Il padre della regista fa da guida attraverso le più suggestive vallate norvegesi, dove è cresciuto e dove più generazioni si sono susseguite vivendo a stretto contatto con la natura, per sopravvivere. I suoni della terra si armonizzano alla perfezione creando una sinfonia unica che accompagna questo viaggio mozzafiato nel paesaggio e nella memoria.
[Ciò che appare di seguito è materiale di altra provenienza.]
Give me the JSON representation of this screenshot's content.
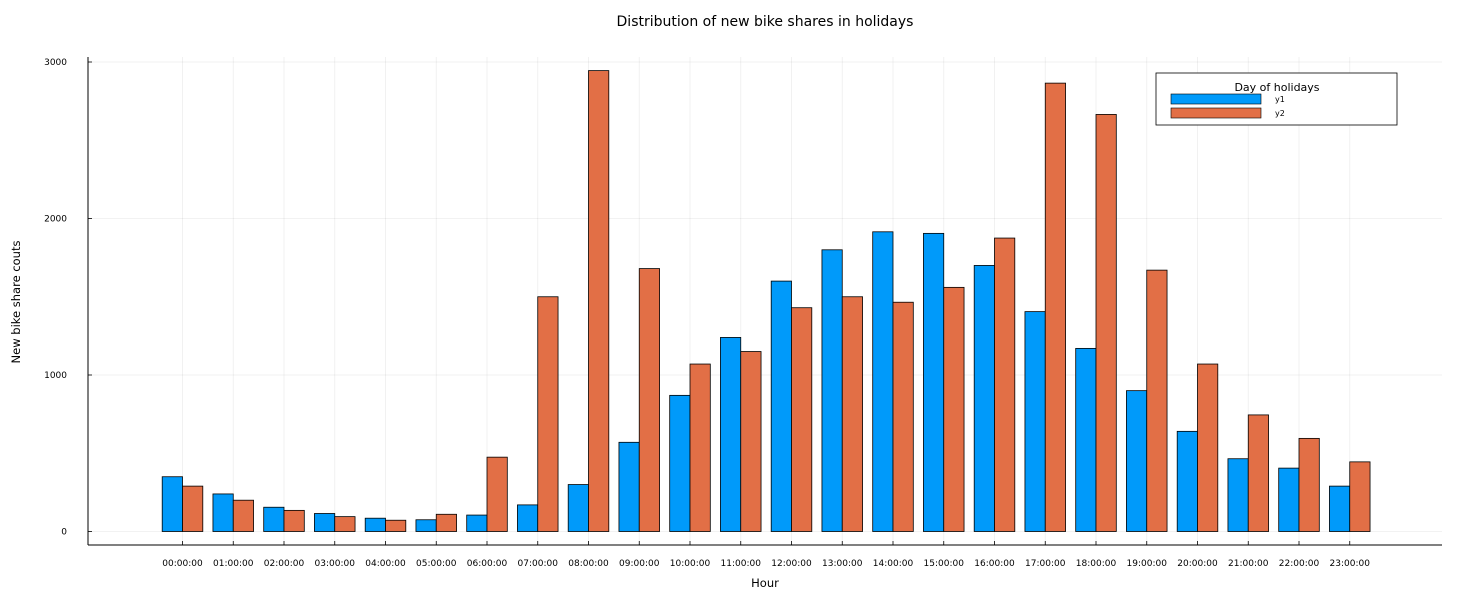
{
  "chart_data": {
    "type": "bar",
    "title": "Distribution of new bike shares in holidays",
    "xlabel": "Hour",
    "ylabel": "New bike share couts",
    "categories": [
      "00:00:00",
      "01:00:00",
      "02:00:00",
      "03:00:00",
      "04:00:00",
      "05:00:00",
      "06:00:00",
      "07:00:00",
      "08:00:00",
      "09:00:00",
      "10:00:00",
      "11:00:00",
      "12:00:00",
      "13:00:00",
      "14:00:00",
      "15:00:00",
      "16:00:00",
      "17:00:00",
      "18:00:00",
      "19:00:00",
      "20:00:00",
      "21:00:00",
      "22:00:00",
      "23:00:00"
    ],
    "series": [
      {
        "name": "y1",
        "color": "#009AFA",
        "values": [
          350,
          240,
          155,
          115,
          85,
          75,
          105,
          170,
          300,
          570,
          870,
          1240,
          1600,
          1800,
          1915,
          1905,
          1700,
          1405,
          1170,
          900,
          640,
          465,
          405,
          290
        ]
      },
      {
        "name": "y2",
        "color": "#E26F46",
        "values": [
          290,
          200,
          135,
          95,
          72,
          110,
          475,
          1500,
          2945,
          1680,
          1070,
          1150,
          1430,
          1500,
          1465,
          1560,
          1875,
          2865,
          2665,
          1670,
          1070,
          745,
          595,
          445
        ]
      }
    ],
    "yticks": [
      0,
      1000,
      2000,
      3000
    ],
    "ytick_labels": [
      "0",
      "1000",
      "2000",
      "3000"
    ],
    "ylim": [
      -90,
      3030
    ],
    "grid": true,
    "legend": {
      "title": "Day of holidays",
      "position": "top-right"
    }
  }
}
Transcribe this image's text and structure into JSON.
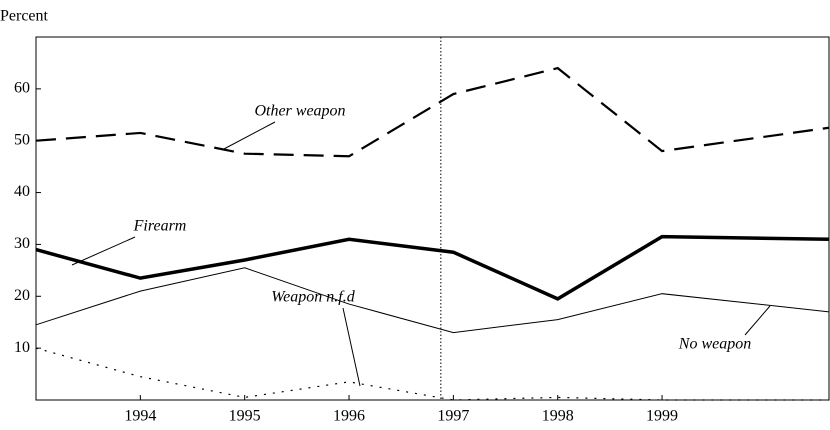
{
  "chart_data": {
    "type": "line",
    "y_axis_label": "Percent",
    "x": [
      1993,
      1994,
      1995,
      1996,
      1997,
      1998,
      1999,
      2000.6
    ],
    "series": [
      {
        "name": "Other weapon",
        "color": "#000000",
        "style": "dashed",
        "width": 2.2,
        "values": [
          50,
          51.5,
          47.5,
          47,
          59,
          64,
          48,
          52.5
        ]
      },
      {
        "name": "Firearm",
        "color": "#000000",
        "style": "solid",
        "width": 3.5,
        "values": [
          29,
          23.5,
          27,
          31,
          28.5,
          19.5,
          31.5,
          31
        ]
      },
      {
        "name": "No weapon",
        "color": "#000000",
        "style": "solid",
        "width": 1,
        "values": [
          14.5,
          21,
          25.5,
          18.5,
          13,
          15.5,
          20.5,
          17
        ]
      },
      {
        "name": "Weapon n.f.d",
        "color": "#000000",
        "style": "dotted",
        "width": 1.2,
        "values": [
          10,
          4.5,
          0.5,
          3.5,
          0,
          0.5,
          0,
          0
        ]
      }
    ],
    "divider_x": 1996.88,
    "xlim": [
      1993,
      2000.6
    ],
    "xticks": [
      1994,
      1995,
      1996,
      1997,
      1998,
      1999
    ],
    "ylim": [
      0,
      70
    ],
    "yticks": [
      10,
      20,
      30,
      40,
      50,
      60
    ]
  }
}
Olin ritorna nella parte occidentale della Norvegia per trascorrere un po’ di tempo con suo padre, 84 anni, seguendo le orme dei genitori e la loro storia d’amore e di vita.

Note di regia: 

I metri di ghiacciaio che si ritirano anno dopo anno ci danno
la misura dell’inesorabile scorrere del tempo, oltre che dell’agonia del paesaggio naturale soffocato dalla presenza umana. Solo il cinema può raccogliere e custodire la memoria di
chi ha vissuto un rapporto più armonico e corretto con l’ambiente che ci ospita: è questo il grande monito del film
che la regista Margreth Olin ha realizzato con la complicità di suo padre.
Visivamente ipnotico, il suo sguardoci porta a osservare – e non solo ad ascoltare – la melodia della terra, una canzone in cui la bellezza della musica (il meraviglioso, stordente paesaggio
del grande nord) si sposa a parole di dolore e denuncia.
Selezionato dalla Norvegia come miglior film internazionale agli Oscar 2024, il film è un documentario epico e maestoso, che vanta Liv Ullmann e Wim Wenders tra i produttori esecutivi.